He had no control over his curve. His change wasn't any better. That left A.J. Burnett with just one pitch -- not normally a recipe for success.
But Burnett went in to battle mode. He battled himself, he battled the Twins and he battled the Yankees to a hard-fought win Wednesday.
Despite throwing three wild pitches and walking four, Burnett allowed just two runs in 6-1/3 innings and the Yankees got enough timely hitting to win 4-3 in Minnesota and remain a game behind the Red Sox in the AL East.
It was their 12th win in 14 games, seventh straight on the road and second straight on this six-game trip leading into the All-Star break.
"It was a tough performance by him," Yankees manager Joe Girardi said of Burnett. "He seemed to be in trouble in a couple of innings and found ways to get big strikeouts or big outs during the game. Sometimes you're not going to be as sharp as other nights, but when you can hold a team down and do what he did, that's a great performance."
It was clear Burnett wasn't sharp from the start. He allowed a single to Denard Span to lead off the first and sent him to second with his first wild pitch. But Burnett picked Span off second and the Twins couldn't do any damage.
In the second, the offense jumped on Twins starter Anthony Swarzak, a late replacement for Glen Perkins, who was scratched with an illness.
With one out Hideki Matsui, Jorge Posada and Robinson Cano all singled to load the bases. Wile Matsui has been crushing the ball since the end of interleague play, he still can't run well, so when he gets on first, he clogs the bases.
Fortunately, the Yankees were able to get him in as Nick Swisher grounded back to the pitcher to make it 1-0. Then Brett Gardner delivered the big blow, lacing a single to bring in Posada and Cano.

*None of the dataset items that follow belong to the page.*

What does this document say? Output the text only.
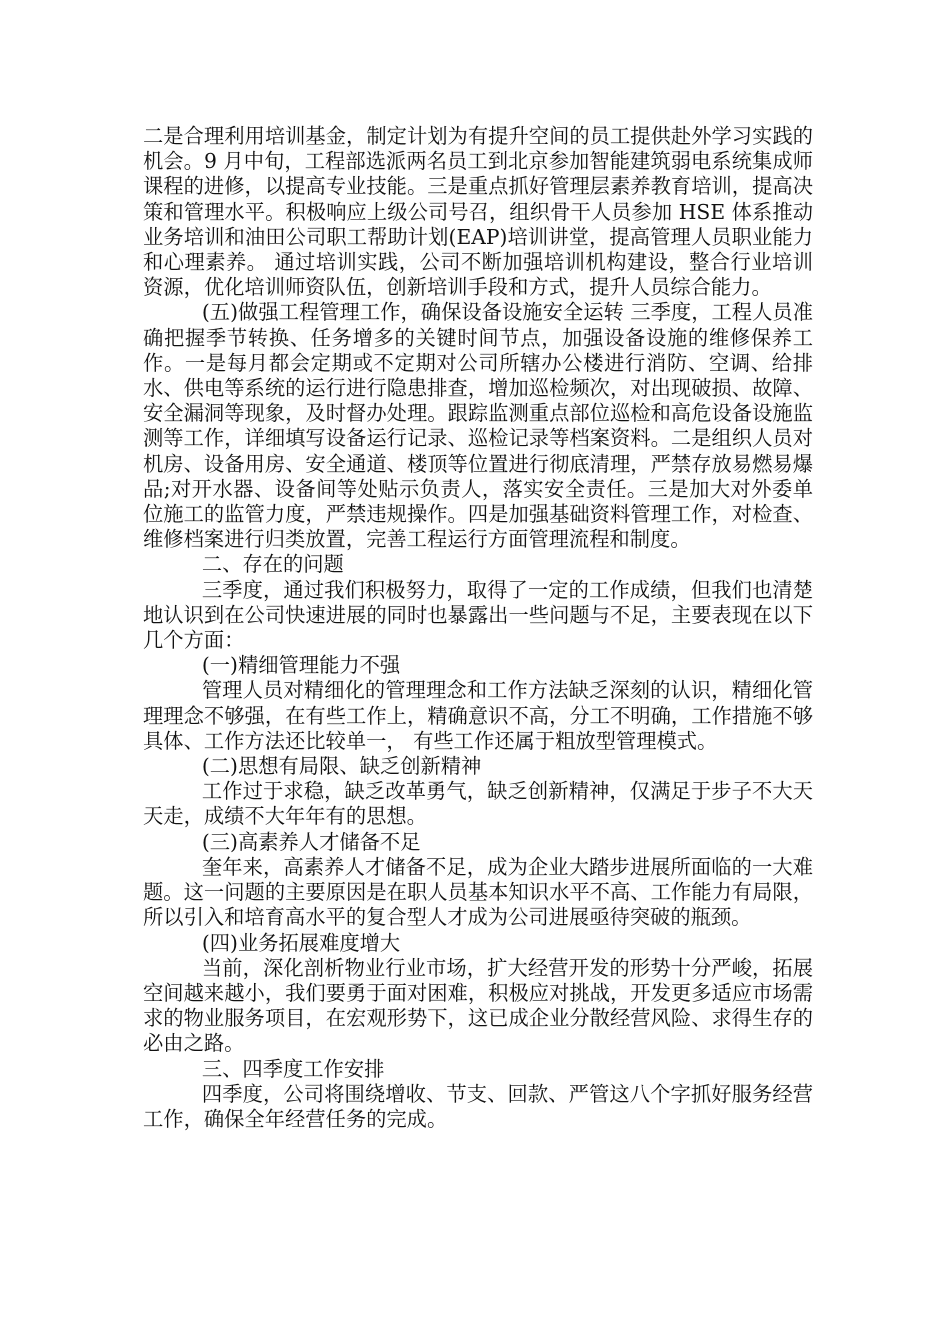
二是合理利用培训基金，制定计划为有提升空间的员工提供赴外学习实践的机会。9 月中旬，工程部选派两名员工到北京参加智能建筑弱电系统集成师课程的进修，以提高专业技能。三是重点抓好管理层素养教育培训，提高决策和管理水平。积极响应上级公司号召，组织骨干人员参加 HSE 体系推动业务培训和油田公司职工帮助计划(EAP)培训讲堂，提高管理人员职业能力和心理素养。 通过培训实践，公司不断加强培训机构建设，整合行业培训资源，优化培训师资队伍，创新培训手段和方式，提升人员综合能力。

(五)做强工程管理工作，确保设备设施安全运转 三季度，工程人员准确把握季节转换、任务增多的关键时间节点，加强设备设施的维修保养工作。一是每月都会定期或不定期对公司所辖办公楼进行消防、空调、给排水、供电等系统的运行进行隐患排查，增加巡检频次，对出现破损、故障、安全漏洞等现象，及时督办处理。跟踪监测重点部位巡检和高危设备设施监测等工作，详细填写设备运行记录、巡检记录等档案资料。二是组织人员对机房、设备用房、安全通道、楼顶等位置进行彻底清理，严禁存放易燃易爆品;对开水器、设备间等处贴示负责人，落实安全责任。三是加大对外委单位施工的监管力度，严禁违规操作。四是加强基础资料管理工作，对检查、维修档案进行归类放置，完善工程运行方面管理流程和制度。

二、存在的问题

三季度，通过我们积极努力，取得了一定的工作成绩，但我们也清楚地认识到在公司快速进展的同时也暴露出一些问题与不足，主要表现在以下几个方面：

(一)精细管理能力不强

管理人员对精细化的管理理念和工作方法缺乏深刻的认识，精细化管理理念不够强，在有些工作上，精确意识不高，分工不明确，工作措施不够具体、工作方法还比较单一， 有些工作还属于粗放型管理模式。

(二)思想有局限、缺乏创新精神

工作过于求稳，缺乏改革勇气，缺乏创新精神，仅满足于步子不大天天走，成绩不大年年有的思想。

(三)高素养人才储备不足

奎年来，高素养人才储备不足，成为企业大踏步进展所面临的一大难题。这一问题的主要原因是在职人员基本知识水平不高、工作能力有局限，所以引入和培育高水平的复合型人才成为公司进展亟待突破的瓶颈。

(四)业务拓展难度增大

当前，深化剖析物业行业市场，扩大经营开发的形势十分严峻，拓展空间越来越小，我们要勇于面对困难，积极应对挑战，开发更多适应市场需求的物业服务项目，在宏观形势下，这已成企业分散经营风险、求得生存的必由之路。

三、四季度工作安排

四季度，公司将围绕增收、节支、回款、严管这八个字抓好服务经营工作，确保全年经营任务的完成。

In the two games at the Metro Dome, Gardner has driven in four runs. When that happens, you better win both.
But it wasn't easy in this game.
Burnett's control issues came back to bite him in the third. With two outs, Span singled and stole second. Brandan Harris then walked before Burnett threw two wild pitches to score Span. Joe Mauer then doubled to bring in Harris, but Burnett battled and got Justin Morneau to ground to second to escape the inning.
The Yankees got one back in the fifth as Derek Jeter led off with a double and scored on Alex Rodriguez's single to knock out Swarzak, but that would be it for the Yankees' offense, as the Twins bullpen escaped several jams and stopped the Yankees the rest of the way.
Burnett continued to fight his way through this outing, escaping a bases loaded, two-out jam in the fifth by getting Michael Cuddyer to chase a curve out of the zone for strike three.
He got through the sixth and retired Harris leading off the seventh. His night was done, having allowed at least one baserunner in every inning and surrendering seven hits. Burnett struck out just two and threw only 59 of 100 pitches for strikes.
"That's why the Yankees went out and got that guy," manager Ron Gardenhire said. "He's one of those guys that knows how to pitch. He's been doing it a long time and has won a lot of ballgames. He hung in there in some tough situations and made pitches when had to."
Phil Coke then came on and had some control issues of his own, falling behind Mauer 3-and-1 before Mauer crushed the next pitch and deposited it over the wall in left for his 15th homer, cutting the Yankees' lead to 4-3.
Coke rebounded to get Morneau before Phil Hughes finished off the inning and got the first two outs of the eighth. Mariano Rivera then got the final four outs on 11 pitches for his 22nd save of the season.
And though it wasn't as easy as his previous five starts, Burnett (8-4, 3.77 ERA) fought and battled his way to the win.
Runners In Scoring Position
Since A-Rod's Return May 8
Vs. Red Sox
Thursday at Twins, 1:10 p.m., YES
Alfredo Aceves (5-1, 2.03) vs. Francisco Liriano (4-8, 5.49)
After throwing 43 pitches in four innings to get the save Sunday, Aceves gets the start in place of the injured Chien-Ming Wang. Aceves pitch count will likely be 55-60 pitches, putting a premium on thrown strikes. The Yankees are hoping he can get through five innings and the bullpen, which has been stellar since the start of June, can piece together the remaining four innings.